When Seattle entrepreneur Roy Arms went looking for a place to grow recreational cannabis a few years ago, few spots looked as promising as the Wenatchee Valley. Straddling the banks of the Columbia River, three hours east of Seattle, the valley had everything Arms needed for his Seven Hills Farms greenhouse operation: abundant sunshine, ample irrigation water, and hydroelectric power sixty percent cheaper than Seattle’s. And Chelan County officials seemed to genuinely embrace legal weed. “Back then, they just said, ‘Look, it’s agriculture – just come in and farm,’” recalls Arms, taking a break from harvesting what he describes as a “monster crop” on his acreage a few miles from Wenatchee. “And I thought that was great.”
Arms wasn’t the only farmer feeling the love. When the state legalized cannabis four years ago, many county and city officials across north-central Washington embraced the new industry. The result was a gold rush of prospective cannabis farmers eager to tap the region’s ideal growing conditions. By early 2015, Chelan, Douglas, and Okanogan counties collectively boasted almost 100 grow operations responsible for more than a quarter of the state’s total recreational crop. With dozens of additional farming operations awaiting local approval, the future looked bright for a region some were already calling the “Napa Valley of outdoor grows”.
But it wasn’t all blue sky and sunshine. There had also been hints of trouble from the start. As cannabis farms began popping up on either side of the Columbia River, some residents began to complain. They disliked the ugly security fences, the glaring floodlights, and especially the strong skunkweed odor of flowering plants. At one county commission hearing, an elderly couple claimed they’d been unable to sell their home due to the smell from the farm next door. By late 2015, local sentiment had turned so sour that all three counties slapped moratoriums on new farms, effectively putting the brakes on all industry expansion. County officials began reconsidering their earlier embrace of the new industry. Today, the industry remains in the farming equivalent of a hiring freeze. Nobody’s getting shut down—yet—but no new cannabis farms are allowed in the three most fertile counties in Washington. “We’re not necessarily going to outlaw” cannabis farms, Douglas County Commissioner Steve Jenkins told a local newspaper earlier this year. “But our neighborhoods are going to be protected.”
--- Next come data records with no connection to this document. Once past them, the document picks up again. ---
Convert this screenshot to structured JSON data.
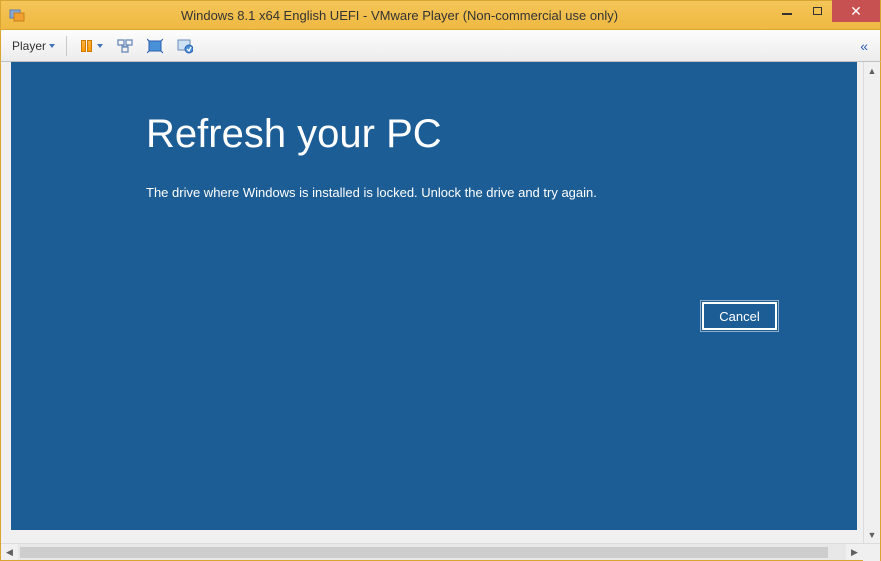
{
  "window": {
    "title": "Windows 8.1 x64 English UEFI - VMware Player (Non-commercial use only)"
  },
  "titlebar_controls": {
    "minimize": "minimize",
    "maximize": "maximize",
    "close": "close"
  },
  "toolbar": {
    "player_label": "Player",
    "collapse_label": "«"
  },
  "vm": {
    "heading": "Refresh your PC",
    "message": "The drive where Windows is installed is locked. Unlock the drive and try again.",
    "cancel_label": "Cancel"
  }
}
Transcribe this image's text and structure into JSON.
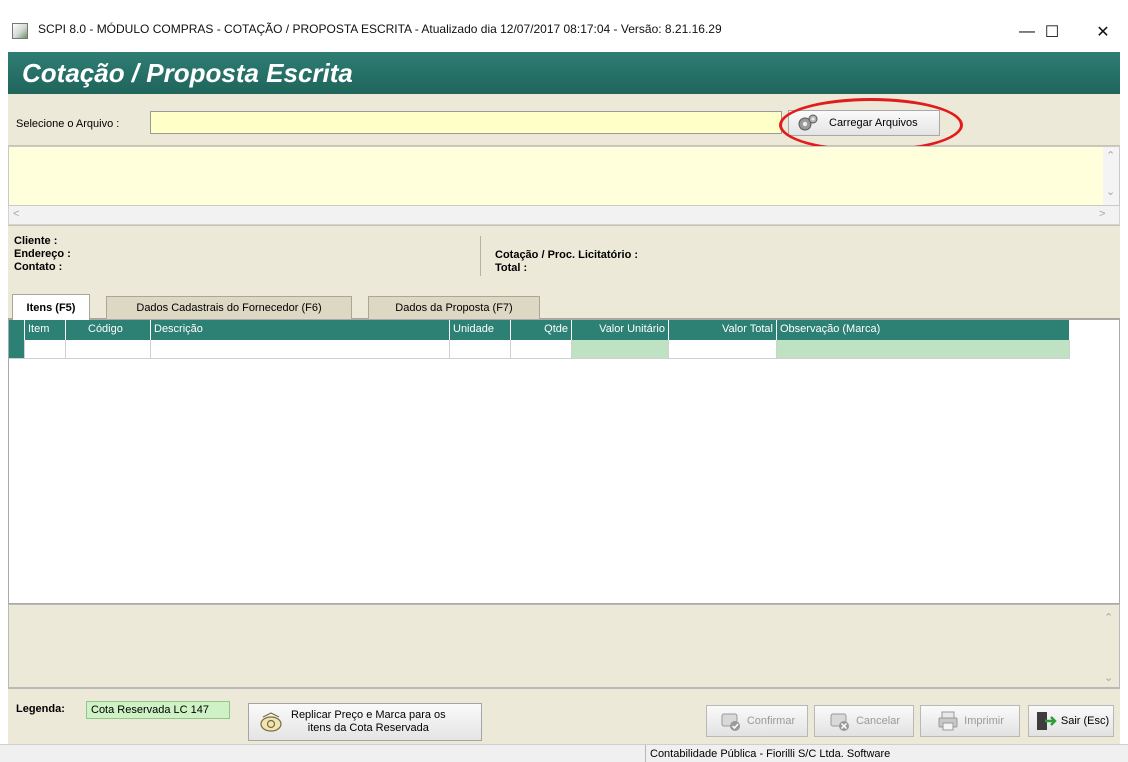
{
  "window": {
    "title": "SCPI 8.0 - MÓDULO COMPRAS - COTAÇÃO / PROPOSTA ESCRITA - Atualizado dia 12/07/2017 08:17:04 - Versão: 8.21.16.29",
    "controls": [
      "minimize-icon",
      "maximize-icon",
      "close-icon"
    ]
  },
  "header": {
    "title": "Cotação / Proposta Escrita"
  },
  "file_select": {
    "label": "Selecione o Arquivo :",
    "value": "",
    "load_button": "Carregar Arquivos"
  },
  "info": {
    "cliente": "Cliente :",
    "endereco": "Endereço :",
    "contato": "Contato :",
    "cotacao": "Cotação / Proc. Licitatório :",
    "total": "Total :"
  },
  "tabs": [
    {
      "label": "Itens (F5)",
      "active": true
    },
    {
      "label": "Dados Cadastrais do Fornecedor (F6)",
      "active": false
    },
    {
      "label": "Dados da Proposta (F7)",
      "active": false
    }
  ],
  "grid": {
    "columns": [
      "Item",
      "Código",
      "Descrição",
      "Unidade",
      "Qtde",
      "Valor Unitário",
      "Valor Total",
      "Observação (Marca)"
    ],
    "rows": [
      [
        "",
        "",
        "",
        "",
        "",
        "",
        "",
        ""
      ]
    ]
  },
  "legend": {
    "label": "Legenda:",
    "badge": "Cota Reservada LC 147",
    "badge_color": "#cff1c6"
  },
  "replicate_button": {
    "line1": "Replicar Preço e Marca para os",
    "line2": "itens da Cota Reservada"
  },
  "actions": {
    "confirmar": "Confirmar",
    "cancelar": "Cancelar",
    "imprimir": "Imprimir",
    "sair": "Sair (Esc)"
  },
  "status": {
    "text": "Contabilidade Pública - Fiorilli S/C Ltda. Software"
  },
  "colors": {
    "header": "#2f7d73",
    "grid_header": "#2c8074",
    "panel": "#ece9d8",
    "memo": "#ffffdc",
    "highlight_circle": "#e21b1b"
  }
}
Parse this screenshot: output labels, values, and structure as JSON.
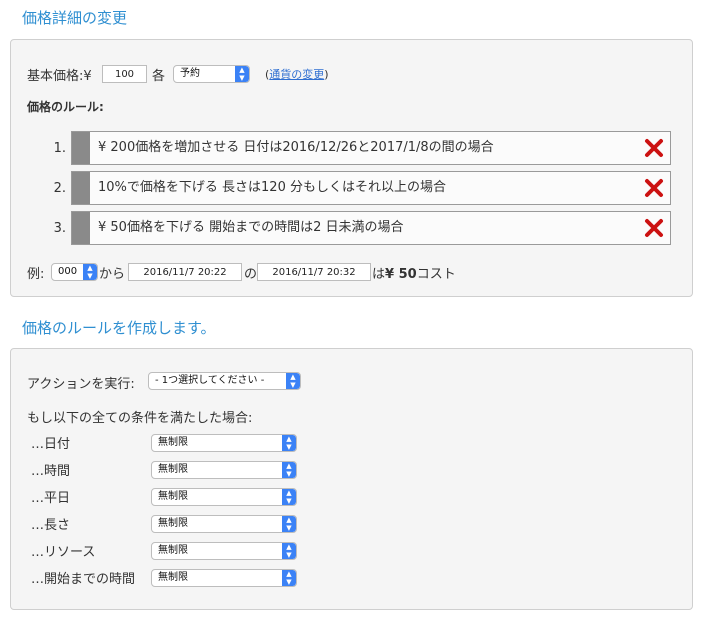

And it would get worse. In January of this year, Chelan County announced that cannabis farms that had already been approved—and into which growers and investors had poured millions of dollars—might be forced to alter or even cease operations. “It hit me pretty hard,” says Arms, who joined other growers in a lawsuit against the county. “I’ve put so much into this and to think that someone could take it all away from me with just a stroke of a pen.”